Last night my vehicle was the victom of a hit-and-run, while parked in the Safeway parking lot downtown. which means i'm out at least a $500 deductable. I'm still layed-off, so that's going to be a fun $500 to try and find. I'm getting tired of my shitty luck. I'm really hoping that all this crap that i've had thrown at me in the last little while is being stockpiled somewhere and when the cosmic balancing faerie comes by and breaks the levy, i'll finally get my good luck all at once.
A lot of people I know and love have had some pretty bad strokes of luck lately, so it makes it hard for me to pity myself. From an objective standpoint, all I can really say is, "yeah, that figures..." But I'm sure that everyone feels a sence of entitlement when it comes to their lives, we all know how hard we work to make our lives the best we can, it would just be nice to see it pay off now and then.
I'm a good person, damn it! I put out a lot of effort, and i'm always trying to make a positive influence on the world around me and the people in my life. Is it OK that I feel just a little bit indignant that all this effort, proactive living, and possitive thinking, is being answered by more shitty luck every couple weeks?

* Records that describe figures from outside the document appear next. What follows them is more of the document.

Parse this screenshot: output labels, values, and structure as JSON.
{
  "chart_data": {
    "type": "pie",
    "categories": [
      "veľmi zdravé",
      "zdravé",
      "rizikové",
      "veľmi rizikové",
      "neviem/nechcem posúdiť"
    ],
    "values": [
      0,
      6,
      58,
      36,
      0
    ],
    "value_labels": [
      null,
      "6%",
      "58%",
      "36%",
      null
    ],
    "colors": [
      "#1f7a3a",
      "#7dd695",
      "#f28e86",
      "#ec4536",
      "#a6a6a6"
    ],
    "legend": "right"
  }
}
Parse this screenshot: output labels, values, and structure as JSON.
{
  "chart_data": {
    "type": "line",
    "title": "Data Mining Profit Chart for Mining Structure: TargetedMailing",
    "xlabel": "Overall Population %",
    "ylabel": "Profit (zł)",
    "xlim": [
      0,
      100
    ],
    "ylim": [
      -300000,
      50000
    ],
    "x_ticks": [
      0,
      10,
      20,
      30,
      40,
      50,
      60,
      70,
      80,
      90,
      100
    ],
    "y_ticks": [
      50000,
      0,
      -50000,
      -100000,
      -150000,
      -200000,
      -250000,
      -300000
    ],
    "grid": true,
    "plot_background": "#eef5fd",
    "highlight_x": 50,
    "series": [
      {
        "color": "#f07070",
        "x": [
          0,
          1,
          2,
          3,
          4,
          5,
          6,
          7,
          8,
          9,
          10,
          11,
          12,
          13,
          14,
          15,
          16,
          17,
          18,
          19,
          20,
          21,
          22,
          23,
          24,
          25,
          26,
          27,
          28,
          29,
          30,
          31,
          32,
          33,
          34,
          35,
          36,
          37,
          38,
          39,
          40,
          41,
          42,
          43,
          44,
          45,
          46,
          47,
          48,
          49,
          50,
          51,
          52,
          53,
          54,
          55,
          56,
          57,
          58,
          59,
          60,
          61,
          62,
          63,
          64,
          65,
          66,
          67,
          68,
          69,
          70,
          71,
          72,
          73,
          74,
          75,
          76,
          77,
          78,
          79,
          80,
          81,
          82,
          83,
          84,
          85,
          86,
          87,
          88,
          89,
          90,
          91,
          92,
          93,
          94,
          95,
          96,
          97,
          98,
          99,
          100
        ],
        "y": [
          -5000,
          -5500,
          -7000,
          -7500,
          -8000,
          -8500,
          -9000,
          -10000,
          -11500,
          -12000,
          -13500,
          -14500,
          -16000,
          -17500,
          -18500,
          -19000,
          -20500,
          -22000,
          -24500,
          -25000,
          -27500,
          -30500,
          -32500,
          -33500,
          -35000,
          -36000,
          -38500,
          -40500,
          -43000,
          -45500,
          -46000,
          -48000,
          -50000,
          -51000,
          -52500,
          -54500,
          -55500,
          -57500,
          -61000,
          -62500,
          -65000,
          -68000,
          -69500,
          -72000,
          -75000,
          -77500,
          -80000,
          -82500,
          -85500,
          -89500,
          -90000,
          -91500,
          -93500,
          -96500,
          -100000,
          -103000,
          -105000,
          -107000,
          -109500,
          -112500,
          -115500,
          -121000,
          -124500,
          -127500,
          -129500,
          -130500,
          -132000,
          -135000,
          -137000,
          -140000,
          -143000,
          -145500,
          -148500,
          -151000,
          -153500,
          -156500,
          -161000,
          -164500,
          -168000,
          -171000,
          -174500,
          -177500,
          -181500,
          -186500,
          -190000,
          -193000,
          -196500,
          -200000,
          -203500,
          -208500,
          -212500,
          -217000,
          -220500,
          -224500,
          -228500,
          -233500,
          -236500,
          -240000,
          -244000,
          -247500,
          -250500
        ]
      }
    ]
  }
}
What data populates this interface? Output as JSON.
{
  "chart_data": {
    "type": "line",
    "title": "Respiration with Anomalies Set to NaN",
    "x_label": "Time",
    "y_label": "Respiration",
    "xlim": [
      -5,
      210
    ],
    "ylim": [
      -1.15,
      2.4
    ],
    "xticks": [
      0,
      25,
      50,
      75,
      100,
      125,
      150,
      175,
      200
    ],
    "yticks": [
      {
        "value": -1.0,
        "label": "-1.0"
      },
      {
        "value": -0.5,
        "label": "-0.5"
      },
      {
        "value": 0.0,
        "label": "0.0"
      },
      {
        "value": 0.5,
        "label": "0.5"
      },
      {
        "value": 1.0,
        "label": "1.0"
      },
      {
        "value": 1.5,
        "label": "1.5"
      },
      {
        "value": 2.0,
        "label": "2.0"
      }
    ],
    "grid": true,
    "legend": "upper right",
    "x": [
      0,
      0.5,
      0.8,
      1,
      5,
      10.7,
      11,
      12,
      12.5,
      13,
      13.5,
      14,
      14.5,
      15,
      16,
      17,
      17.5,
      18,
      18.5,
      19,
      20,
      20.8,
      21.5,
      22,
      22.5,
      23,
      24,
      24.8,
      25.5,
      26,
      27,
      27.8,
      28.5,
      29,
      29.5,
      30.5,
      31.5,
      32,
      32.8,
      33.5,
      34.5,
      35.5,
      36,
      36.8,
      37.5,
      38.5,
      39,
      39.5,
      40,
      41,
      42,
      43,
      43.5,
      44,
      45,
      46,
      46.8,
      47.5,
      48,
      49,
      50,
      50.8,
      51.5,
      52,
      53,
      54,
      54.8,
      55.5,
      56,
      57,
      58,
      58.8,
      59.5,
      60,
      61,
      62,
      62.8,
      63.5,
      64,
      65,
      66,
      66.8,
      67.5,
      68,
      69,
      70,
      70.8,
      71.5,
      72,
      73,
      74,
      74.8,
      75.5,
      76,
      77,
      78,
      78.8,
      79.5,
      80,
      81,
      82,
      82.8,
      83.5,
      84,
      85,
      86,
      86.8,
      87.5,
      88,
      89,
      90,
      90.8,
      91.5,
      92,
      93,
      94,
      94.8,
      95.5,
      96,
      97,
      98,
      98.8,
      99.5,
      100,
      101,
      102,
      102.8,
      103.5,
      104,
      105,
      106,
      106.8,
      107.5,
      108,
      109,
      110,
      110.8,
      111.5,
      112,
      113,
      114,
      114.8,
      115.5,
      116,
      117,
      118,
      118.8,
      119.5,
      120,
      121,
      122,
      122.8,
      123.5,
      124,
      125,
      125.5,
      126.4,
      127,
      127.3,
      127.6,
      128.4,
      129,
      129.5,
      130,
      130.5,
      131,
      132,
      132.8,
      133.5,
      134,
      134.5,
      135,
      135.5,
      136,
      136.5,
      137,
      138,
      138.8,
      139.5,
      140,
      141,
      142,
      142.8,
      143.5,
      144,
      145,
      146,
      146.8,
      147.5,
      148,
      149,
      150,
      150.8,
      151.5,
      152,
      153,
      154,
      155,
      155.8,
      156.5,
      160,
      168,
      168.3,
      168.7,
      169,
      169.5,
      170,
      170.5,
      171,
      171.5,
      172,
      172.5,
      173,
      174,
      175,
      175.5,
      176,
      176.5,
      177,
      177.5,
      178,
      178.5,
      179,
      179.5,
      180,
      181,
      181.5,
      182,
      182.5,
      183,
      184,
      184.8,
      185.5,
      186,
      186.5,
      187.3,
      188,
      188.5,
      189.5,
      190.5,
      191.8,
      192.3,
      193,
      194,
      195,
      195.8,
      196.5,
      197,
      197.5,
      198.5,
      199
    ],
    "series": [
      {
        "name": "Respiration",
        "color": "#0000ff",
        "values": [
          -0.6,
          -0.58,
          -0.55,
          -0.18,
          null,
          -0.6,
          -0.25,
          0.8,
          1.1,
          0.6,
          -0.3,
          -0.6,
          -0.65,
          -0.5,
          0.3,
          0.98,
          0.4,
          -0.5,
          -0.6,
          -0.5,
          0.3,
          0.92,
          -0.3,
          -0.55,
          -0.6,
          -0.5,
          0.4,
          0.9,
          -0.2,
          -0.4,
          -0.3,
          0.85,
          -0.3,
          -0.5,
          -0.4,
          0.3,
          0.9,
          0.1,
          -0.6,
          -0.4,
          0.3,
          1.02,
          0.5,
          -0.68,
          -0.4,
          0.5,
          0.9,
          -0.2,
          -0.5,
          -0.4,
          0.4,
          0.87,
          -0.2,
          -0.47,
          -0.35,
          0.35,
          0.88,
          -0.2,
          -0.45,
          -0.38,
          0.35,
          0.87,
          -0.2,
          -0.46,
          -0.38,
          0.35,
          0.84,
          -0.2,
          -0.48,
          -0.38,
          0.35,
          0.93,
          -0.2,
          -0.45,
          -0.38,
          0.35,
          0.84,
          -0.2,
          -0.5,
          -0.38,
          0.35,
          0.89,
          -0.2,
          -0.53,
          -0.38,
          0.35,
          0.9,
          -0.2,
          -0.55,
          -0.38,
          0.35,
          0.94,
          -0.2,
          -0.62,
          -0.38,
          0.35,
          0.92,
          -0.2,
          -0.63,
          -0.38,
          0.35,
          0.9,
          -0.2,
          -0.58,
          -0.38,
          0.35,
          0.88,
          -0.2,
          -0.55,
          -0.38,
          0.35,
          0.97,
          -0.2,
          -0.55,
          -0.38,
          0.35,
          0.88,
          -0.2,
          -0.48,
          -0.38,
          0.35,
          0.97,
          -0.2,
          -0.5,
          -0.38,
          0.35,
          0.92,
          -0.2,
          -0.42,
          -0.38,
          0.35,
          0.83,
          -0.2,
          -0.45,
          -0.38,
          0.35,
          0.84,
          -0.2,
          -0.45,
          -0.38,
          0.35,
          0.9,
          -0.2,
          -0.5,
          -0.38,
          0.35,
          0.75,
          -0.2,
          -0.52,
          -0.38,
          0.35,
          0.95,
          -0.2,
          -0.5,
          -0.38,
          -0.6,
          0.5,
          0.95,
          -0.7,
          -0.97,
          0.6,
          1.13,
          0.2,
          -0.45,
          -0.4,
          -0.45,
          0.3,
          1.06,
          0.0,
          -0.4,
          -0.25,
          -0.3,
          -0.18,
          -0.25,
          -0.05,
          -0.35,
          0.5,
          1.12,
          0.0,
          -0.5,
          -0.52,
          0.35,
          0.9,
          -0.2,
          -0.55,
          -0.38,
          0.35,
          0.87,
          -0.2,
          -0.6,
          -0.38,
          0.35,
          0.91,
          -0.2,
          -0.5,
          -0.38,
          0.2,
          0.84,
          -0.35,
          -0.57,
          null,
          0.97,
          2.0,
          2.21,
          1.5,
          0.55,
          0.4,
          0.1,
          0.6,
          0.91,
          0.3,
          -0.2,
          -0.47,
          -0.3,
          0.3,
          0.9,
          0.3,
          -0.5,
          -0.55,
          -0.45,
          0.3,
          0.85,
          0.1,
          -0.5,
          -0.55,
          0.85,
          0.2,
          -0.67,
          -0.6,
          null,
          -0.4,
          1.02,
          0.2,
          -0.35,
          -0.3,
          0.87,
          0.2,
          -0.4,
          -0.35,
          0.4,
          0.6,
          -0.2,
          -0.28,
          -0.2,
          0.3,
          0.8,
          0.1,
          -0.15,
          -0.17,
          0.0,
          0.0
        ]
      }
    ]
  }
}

It's gone way beyond self-pity now. I genuinely feel pissed off that I can't seem to catch a break. I feel like shaking my fist at the sky and screaming, "REALLY?!" Do I need to proove that I'm really at rock bottom? Do I need to proove that I can't handle anymore of this shit? I'm here busting my ass everyday to make the best of my bad situation. I'm here doing what I can to find the silver lining. I'm standing here taking one slap in the face after another, and shrugging them off with smiles and tenacity. Do I need to collapse in a heap of broken, whimpering flesh on the ground, before life relents and helps me back to my feet?
I don't want sympathies. I don't need people to give me their energy. The people I love have their own battles, and I'm not going to ask for their hands. I can do this myself. I can spit out the blood and take another. I'm just saying... I wish I didn't have too. I'm just venting this out into the universe as a big "fuck you."